Wie ich mit der Frage umgehe (und wie Sie es vielleicht tun möchten)
Nach dem Desaster beim zweiten Date, von dem ich vorhin erzählt habe, habe ich meine Vorgehensweise geändert. Wenn mich jetzt jemand fragt, antworte ich: „Warum willst du das wissen?“ Nicht etwa, um mich zu beleidigen, sondern aus echtem Interesse.

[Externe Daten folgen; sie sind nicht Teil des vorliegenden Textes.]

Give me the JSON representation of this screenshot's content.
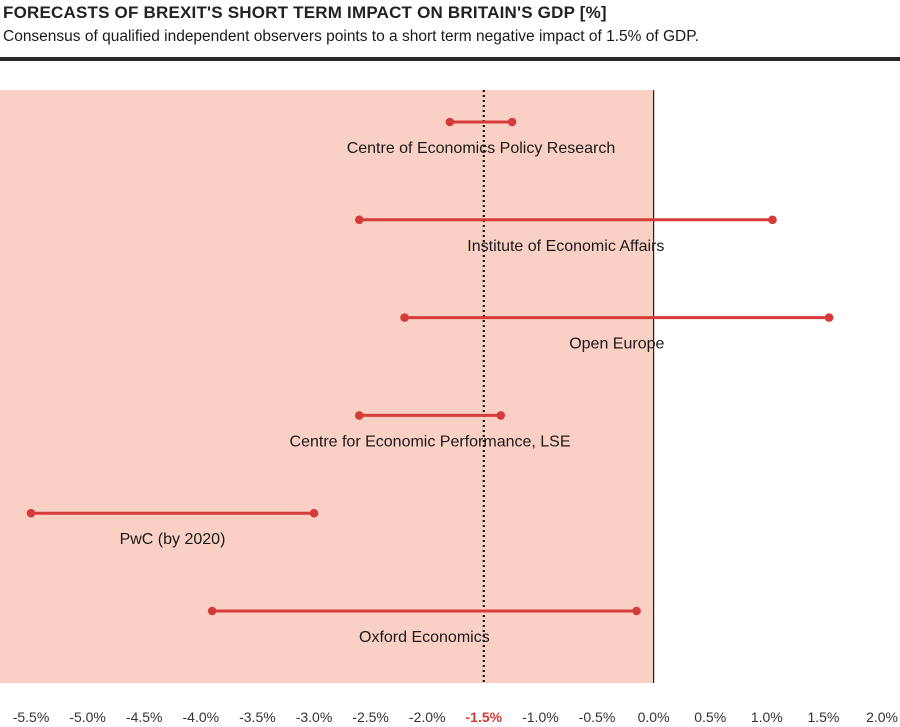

Die Antworten sagen mir alles. Manche lachen und sagen: „Nur aus Neugier.“ Gut, wahrscheinlich harmlos. Andere sagen: „Weil ich wissen muss, worauf ich mich einlasse.“ Für mich persönlich ein Warnsignal. Und einmal, unvergesslich, sagte eine Frau: „Weil ich wissen will, ob du langweilig sein wirst.“ Das war ehrlich gesagt eine ziemlich gute Antwort.
Du bist niemandem diese Information schuldig. „Ich möchte lieber keine Zahl nennen“ ist völlig in Ordnung. Genauso gut ist es, einfach ehrlich zu antworten, wenn du dich dabei wohlfühlst. Die einzige wirklich schlechte Vorgehensweise ist meiner Meinung nach Lügen, denn eine Beziehung, die auf einer falschen Zahl basiert, beruht auf der Annahme, dass du, so wie du bist, nicht ausreicht.
Eines würde ich ganz entschieden ablehnen: Lügen Sie nicht. Wenn Sie das Gefühl haben, die Zahl Ihrer Beziehung beschönigen oder verfälschen zu müssen, um das Interesse einer Person aufrechtzuerhalten, sagt das etwas Wichtiges über die Dynamik Ihrer Beziehung aus. Eine Beziehung, in der Sie Ihre Vergangenheit verfälschen müssen, um sich akzeptiert zu fühlen, ist bereits gefährdet.
Und ganz ehrlich? Die Menschen, die ich kenne und die in ihren Beziehungen am glücklichsten sind, haben nie über Sex gesprochen, sondern ihre ganze Zeit damit verbracht, zu lernen, miteinander zu kommunizieren, fair zu streiten und auch an schlechten Tagen füreinander da zu sein. Aber das eignet sich nicht für ein virales TikTok-Video, also werden wir diese Diskussion wohl nie beenden.